Rond midden (?) 14e eeuw kwam de Brusselse magistratenfamilie de Mol in het bezit van dit te Zuivene/te Ste(e)ne. Eerst Rodolf de Mol, in 1345 schepen en in 1355 amman van Brussel, gehuwd met Elisabeth van Ledeberg. (9). Waarschijnlijk erfden zij langs haar te Zuivene. Hun zoon Iwein de Mol werd erfgenaam en noemde zich eveneens heer van Ledeberg, zo ook zijn zoon Dierik de Mol. Deze was achtereenvolgens ontvanger en schepen van Brussel binnen de jaren 1385-1412. Hij werd voor het eerst als eigenaar vernoemd van een hof te Zuivene in het cijnsboek van 1391. (10) Na hem kwam zoon (?) Iwein de Mol in het bezit van te Zuivene. Vervolgens werd Jan de Mol er eigenaar van, een eerste keer aldus vermeld in 1413. Hij was burgemeester van Brussel in 1444, 1453, 1460 en in 1472. (11) In 1476 werd zoon Hendrik de Mol samen met zijn pachter vernoemd in het abdijarchief (12), in 1522 werd hij, voor zover geweten, een laatste keer vermeld, in een huurovereenkomst (13). Hendrik was burgemeester van Brussel in 1487 en in 1503 (?). Na zijn dood ging het hof te Steen(e)borre naar zijn zoon Frans de Mol, terwijl zoon Antoon de Mol 'thuys', het hof te Ste(e)ne en het Oudhof erfde, samen met het leengoed dat tot beide hoven hoorde. Hij deed verhef van zijn Pamels leen in 1525. (14). Ongeacht deze opsplitsing blijkt uit de cijnsboeken dat de familie de Mol zich voordien al meer dan een eeuw had beijverd om haar bezittingen in de omgeving van het Kasteeltje uit te breiden. Daarbij zorgde ze wellicht voor (ver)nieuwbouw, maar had ze ook oog voor de de verfraaiing van dat Kasteeltje en de omgeving ervan, binnen een van haar belangrijkste landgoederen. (15)

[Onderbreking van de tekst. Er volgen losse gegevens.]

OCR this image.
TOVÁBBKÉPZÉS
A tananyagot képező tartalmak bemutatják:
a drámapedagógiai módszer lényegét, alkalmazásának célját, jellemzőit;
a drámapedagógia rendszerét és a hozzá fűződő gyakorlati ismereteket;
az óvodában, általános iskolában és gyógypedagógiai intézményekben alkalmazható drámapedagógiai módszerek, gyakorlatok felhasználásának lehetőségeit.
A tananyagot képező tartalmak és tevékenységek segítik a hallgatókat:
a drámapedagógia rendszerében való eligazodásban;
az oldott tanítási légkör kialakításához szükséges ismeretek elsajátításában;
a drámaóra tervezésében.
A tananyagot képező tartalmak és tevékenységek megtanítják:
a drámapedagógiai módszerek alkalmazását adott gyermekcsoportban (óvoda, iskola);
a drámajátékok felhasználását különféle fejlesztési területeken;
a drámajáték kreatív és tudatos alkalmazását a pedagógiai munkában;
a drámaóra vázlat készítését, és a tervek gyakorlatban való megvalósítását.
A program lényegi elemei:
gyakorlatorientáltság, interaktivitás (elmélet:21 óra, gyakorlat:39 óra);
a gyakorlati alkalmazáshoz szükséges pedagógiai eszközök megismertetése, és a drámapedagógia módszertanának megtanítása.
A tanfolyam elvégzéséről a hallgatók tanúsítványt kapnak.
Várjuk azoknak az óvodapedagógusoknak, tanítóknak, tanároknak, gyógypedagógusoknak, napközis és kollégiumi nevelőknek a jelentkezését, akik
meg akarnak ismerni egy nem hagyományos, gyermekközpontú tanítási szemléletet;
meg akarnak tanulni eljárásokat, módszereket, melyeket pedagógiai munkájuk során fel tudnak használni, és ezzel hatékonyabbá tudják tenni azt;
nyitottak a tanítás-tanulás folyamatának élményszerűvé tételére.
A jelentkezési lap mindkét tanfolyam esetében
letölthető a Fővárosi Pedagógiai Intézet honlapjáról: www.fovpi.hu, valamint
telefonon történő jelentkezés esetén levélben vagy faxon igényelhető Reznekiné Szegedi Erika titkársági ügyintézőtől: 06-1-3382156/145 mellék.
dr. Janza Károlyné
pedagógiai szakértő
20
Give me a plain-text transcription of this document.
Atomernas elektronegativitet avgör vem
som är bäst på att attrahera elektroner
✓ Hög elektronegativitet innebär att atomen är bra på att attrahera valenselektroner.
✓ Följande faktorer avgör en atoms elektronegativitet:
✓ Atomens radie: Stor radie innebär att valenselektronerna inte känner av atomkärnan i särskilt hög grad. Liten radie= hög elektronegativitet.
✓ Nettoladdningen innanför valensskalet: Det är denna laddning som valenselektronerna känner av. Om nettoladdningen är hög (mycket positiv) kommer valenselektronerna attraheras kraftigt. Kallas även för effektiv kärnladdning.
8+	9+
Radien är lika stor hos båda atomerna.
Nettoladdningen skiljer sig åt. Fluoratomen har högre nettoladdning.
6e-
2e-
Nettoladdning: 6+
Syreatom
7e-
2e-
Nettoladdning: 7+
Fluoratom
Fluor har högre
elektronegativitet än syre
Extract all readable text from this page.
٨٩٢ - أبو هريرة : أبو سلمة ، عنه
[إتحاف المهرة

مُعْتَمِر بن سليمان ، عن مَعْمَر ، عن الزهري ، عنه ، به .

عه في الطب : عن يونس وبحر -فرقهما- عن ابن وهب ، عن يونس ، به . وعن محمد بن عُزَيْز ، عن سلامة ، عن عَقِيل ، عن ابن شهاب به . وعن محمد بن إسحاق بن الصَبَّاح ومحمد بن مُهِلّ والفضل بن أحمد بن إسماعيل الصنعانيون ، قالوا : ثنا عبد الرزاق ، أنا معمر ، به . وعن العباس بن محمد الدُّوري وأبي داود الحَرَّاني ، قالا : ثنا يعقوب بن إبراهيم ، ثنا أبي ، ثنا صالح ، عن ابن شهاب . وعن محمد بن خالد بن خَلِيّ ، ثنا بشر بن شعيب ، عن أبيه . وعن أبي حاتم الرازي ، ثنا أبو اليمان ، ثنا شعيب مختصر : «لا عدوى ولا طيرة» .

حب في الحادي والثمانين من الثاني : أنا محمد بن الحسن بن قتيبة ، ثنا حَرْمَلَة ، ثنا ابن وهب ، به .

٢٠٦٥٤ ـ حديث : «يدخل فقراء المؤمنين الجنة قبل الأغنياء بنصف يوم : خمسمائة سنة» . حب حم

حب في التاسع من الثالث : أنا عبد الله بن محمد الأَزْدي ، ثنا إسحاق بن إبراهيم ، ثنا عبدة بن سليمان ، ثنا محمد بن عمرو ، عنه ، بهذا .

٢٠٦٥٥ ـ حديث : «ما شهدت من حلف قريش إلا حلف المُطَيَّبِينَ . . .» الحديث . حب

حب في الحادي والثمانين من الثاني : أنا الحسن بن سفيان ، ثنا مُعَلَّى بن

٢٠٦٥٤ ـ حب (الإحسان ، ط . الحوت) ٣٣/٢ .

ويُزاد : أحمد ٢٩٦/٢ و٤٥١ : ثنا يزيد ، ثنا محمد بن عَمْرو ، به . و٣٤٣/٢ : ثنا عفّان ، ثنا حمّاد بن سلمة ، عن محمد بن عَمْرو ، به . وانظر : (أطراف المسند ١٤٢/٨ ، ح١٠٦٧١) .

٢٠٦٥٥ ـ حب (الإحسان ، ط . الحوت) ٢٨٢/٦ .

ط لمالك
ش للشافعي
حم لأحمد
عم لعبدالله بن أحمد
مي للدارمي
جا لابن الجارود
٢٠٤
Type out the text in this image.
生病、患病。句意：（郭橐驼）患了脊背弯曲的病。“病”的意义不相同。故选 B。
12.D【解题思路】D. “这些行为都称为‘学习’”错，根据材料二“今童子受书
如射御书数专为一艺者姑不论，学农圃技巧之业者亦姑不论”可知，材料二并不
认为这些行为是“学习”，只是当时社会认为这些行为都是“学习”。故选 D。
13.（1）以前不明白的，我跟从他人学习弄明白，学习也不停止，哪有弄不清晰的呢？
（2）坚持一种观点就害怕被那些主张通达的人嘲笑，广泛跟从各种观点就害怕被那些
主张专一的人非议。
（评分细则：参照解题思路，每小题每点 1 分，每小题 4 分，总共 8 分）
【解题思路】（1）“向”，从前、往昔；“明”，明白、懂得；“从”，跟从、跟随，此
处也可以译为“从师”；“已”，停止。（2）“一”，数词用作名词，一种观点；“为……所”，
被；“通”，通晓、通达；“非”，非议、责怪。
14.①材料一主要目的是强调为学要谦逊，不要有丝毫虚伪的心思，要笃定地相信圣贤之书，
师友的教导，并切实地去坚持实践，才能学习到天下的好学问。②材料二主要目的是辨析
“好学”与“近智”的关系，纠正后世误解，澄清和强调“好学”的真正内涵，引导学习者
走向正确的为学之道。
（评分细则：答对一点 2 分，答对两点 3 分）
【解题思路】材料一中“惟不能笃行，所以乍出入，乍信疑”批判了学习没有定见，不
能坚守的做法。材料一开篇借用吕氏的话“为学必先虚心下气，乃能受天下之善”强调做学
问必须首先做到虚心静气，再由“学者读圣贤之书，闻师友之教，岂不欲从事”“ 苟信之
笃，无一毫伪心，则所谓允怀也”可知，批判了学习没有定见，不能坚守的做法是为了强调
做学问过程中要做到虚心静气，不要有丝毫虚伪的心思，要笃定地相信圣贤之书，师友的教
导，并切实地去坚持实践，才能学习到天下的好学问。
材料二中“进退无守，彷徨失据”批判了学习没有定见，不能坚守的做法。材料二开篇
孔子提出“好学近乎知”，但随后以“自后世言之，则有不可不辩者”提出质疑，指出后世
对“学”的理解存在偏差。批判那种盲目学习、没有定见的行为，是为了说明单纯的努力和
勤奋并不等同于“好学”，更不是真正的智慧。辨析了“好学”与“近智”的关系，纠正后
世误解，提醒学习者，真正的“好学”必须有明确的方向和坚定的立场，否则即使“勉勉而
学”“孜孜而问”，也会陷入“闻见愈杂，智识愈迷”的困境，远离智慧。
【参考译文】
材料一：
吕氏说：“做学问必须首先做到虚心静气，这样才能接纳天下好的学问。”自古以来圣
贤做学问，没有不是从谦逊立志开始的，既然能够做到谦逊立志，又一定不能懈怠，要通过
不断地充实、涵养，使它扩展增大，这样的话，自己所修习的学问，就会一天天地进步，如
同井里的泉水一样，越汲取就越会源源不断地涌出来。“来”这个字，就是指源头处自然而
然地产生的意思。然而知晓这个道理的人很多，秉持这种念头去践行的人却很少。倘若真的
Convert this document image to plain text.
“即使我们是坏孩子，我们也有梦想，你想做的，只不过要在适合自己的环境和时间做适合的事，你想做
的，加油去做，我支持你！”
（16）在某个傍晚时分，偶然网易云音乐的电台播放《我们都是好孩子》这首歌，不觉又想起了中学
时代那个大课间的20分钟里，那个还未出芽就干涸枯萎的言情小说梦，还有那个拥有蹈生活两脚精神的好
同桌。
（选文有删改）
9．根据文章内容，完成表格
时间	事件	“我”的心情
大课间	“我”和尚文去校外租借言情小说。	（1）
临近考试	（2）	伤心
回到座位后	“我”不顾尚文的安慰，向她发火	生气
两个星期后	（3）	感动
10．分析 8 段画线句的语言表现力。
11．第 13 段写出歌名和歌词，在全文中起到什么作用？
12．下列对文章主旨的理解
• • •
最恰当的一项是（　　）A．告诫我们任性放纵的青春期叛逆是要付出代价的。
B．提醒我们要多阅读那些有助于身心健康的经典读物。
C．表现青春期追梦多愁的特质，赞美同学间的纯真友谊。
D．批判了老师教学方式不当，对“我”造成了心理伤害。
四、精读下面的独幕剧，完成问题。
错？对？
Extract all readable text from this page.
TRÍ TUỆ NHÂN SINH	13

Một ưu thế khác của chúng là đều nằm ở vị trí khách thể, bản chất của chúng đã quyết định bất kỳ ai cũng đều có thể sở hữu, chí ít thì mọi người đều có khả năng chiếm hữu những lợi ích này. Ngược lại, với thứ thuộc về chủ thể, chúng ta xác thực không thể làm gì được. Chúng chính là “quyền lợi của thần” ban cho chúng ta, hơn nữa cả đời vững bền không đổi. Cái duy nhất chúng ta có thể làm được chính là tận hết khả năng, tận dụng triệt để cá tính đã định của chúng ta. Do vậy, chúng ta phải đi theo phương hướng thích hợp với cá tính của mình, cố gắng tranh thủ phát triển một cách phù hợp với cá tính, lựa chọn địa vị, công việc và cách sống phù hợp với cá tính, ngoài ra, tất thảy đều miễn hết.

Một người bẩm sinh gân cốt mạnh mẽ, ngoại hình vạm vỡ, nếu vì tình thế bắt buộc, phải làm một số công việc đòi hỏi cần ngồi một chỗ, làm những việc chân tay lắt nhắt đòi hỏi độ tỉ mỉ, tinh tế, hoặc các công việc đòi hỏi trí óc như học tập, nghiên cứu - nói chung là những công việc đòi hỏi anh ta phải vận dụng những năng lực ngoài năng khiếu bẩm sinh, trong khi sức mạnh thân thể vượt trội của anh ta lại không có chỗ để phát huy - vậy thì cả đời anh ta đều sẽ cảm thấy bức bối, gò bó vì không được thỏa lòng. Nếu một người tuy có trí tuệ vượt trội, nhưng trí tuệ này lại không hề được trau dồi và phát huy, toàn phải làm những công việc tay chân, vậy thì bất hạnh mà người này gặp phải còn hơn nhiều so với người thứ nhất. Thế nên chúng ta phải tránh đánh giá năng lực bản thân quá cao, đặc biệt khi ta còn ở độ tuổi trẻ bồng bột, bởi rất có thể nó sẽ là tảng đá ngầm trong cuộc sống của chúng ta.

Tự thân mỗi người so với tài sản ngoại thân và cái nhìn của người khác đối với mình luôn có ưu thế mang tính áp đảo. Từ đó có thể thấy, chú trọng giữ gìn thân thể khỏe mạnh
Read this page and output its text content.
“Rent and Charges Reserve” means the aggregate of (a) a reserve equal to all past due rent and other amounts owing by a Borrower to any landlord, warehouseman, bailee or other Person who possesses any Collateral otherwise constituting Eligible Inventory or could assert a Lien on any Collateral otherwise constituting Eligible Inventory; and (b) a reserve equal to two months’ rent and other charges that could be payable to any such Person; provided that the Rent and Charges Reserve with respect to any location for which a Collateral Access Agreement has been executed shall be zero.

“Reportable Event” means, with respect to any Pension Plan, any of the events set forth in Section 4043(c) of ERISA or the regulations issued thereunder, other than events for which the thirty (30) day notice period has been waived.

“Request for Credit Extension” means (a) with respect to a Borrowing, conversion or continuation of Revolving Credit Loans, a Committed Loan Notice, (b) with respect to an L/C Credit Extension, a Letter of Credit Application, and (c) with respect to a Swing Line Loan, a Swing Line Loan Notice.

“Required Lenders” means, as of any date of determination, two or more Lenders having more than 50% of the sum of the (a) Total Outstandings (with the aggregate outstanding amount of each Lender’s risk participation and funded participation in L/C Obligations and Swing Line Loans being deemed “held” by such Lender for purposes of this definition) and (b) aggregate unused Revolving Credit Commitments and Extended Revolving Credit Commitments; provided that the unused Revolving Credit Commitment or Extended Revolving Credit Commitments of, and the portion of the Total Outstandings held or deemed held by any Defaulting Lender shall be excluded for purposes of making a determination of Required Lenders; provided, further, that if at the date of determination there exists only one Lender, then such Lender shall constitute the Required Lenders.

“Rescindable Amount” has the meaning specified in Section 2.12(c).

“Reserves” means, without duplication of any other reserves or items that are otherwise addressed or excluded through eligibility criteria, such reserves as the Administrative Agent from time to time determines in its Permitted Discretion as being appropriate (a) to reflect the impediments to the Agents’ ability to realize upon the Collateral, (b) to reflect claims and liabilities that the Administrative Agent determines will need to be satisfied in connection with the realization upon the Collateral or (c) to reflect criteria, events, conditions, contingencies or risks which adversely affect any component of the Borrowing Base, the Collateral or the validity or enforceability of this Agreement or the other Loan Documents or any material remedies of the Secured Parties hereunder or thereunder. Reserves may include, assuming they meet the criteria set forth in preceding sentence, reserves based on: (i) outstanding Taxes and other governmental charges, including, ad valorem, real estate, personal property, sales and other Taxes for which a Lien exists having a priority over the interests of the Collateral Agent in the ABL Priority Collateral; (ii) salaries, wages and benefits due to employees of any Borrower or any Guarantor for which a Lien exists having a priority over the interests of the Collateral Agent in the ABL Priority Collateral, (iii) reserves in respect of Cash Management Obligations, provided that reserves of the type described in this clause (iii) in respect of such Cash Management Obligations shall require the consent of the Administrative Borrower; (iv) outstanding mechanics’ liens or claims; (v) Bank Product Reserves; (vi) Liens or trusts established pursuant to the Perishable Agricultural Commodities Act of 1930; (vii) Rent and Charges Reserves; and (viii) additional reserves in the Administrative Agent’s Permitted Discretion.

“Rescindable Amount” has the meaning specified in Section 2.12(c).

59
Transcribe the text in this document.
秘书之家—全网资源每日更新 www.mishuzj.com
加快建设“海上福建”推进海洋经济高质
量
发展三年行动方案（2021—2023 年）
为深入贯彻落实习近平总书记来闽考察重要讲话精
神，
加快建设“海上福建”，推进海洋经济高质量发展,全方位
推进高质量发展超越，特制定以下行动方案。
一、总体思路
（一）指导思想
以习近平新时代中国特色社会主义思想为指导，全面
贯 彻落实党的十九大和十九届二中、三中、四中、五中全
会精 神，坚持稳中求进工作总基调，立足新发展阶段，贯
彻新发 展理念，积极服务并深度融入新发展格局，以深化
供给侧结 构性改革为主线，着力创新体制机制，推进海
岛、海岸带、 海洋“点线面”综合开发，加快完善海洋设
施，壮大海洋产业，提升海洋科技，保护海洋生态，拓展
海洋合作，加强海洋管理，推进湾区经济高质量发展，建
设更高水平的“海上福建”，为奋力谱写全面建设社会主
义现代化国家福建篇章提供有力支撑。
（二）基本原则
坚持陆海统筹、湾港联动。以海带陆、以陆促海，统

Waarschijnlijk ca. 1532 verkreeg Barbara de Mol, dochter van Antoon, te Zuivene. Zij was gehuwd met Adriaan van Blehen, heer van Schaatsbroek en meier van Leuven. Hun dochter Anna van Blehen, gehuwd met Jacques Quarré, heer van der Heyden, erfde op haar beurt het leen. Na hen bleven nog drie generaties Quarré eigenaar: zoon Adrien Quarré,  kleinzoon Jacques Quarré (16), achterkleinzoon Antoine Quarré die in 1662 verhef deed. Hij liet later te Zuivene over aan zijn zus Emerentiana Landrada Quarré, gehuwd met een Iers edelman Don Pedro Britto y Butler. Na het overlijden van haar Ierse echtgenoot hertrouwde Emerentiana ca. 1693 met Jean François de Schaffenbourgh (17). Dat hij vanaf dan aanzien werd als (mede)eigenaar bleek o.a. in 1708 toen hij door het leenhof van de heer van Pamel werd aangemaand leenmanschap te doen van een ‘verloopen scheyns’ op zijn Pamelse goederen, waarvan hij al 15 à 18 jaar (?) genoten had. In 1731 erfde zijn zoon Englebert de la Marck de Piermont et Schaffenbourgh, te Zuivene. Hij was gehuwd met Maria Elisabeth de Sempy. In een ‘donatie inter vivos’ schonken zij in 1738 hun Pamels goed aan Hieronimus de Tasselon en zijn echtgenote Maria Joanna de Sempy. (18) Zij vermaakten het aan hun kleinkinderen, Carolus Alexander, Philippus Carolus en Patricius de Vaux, die er op 10 juni 1788 in bezit van kwamen.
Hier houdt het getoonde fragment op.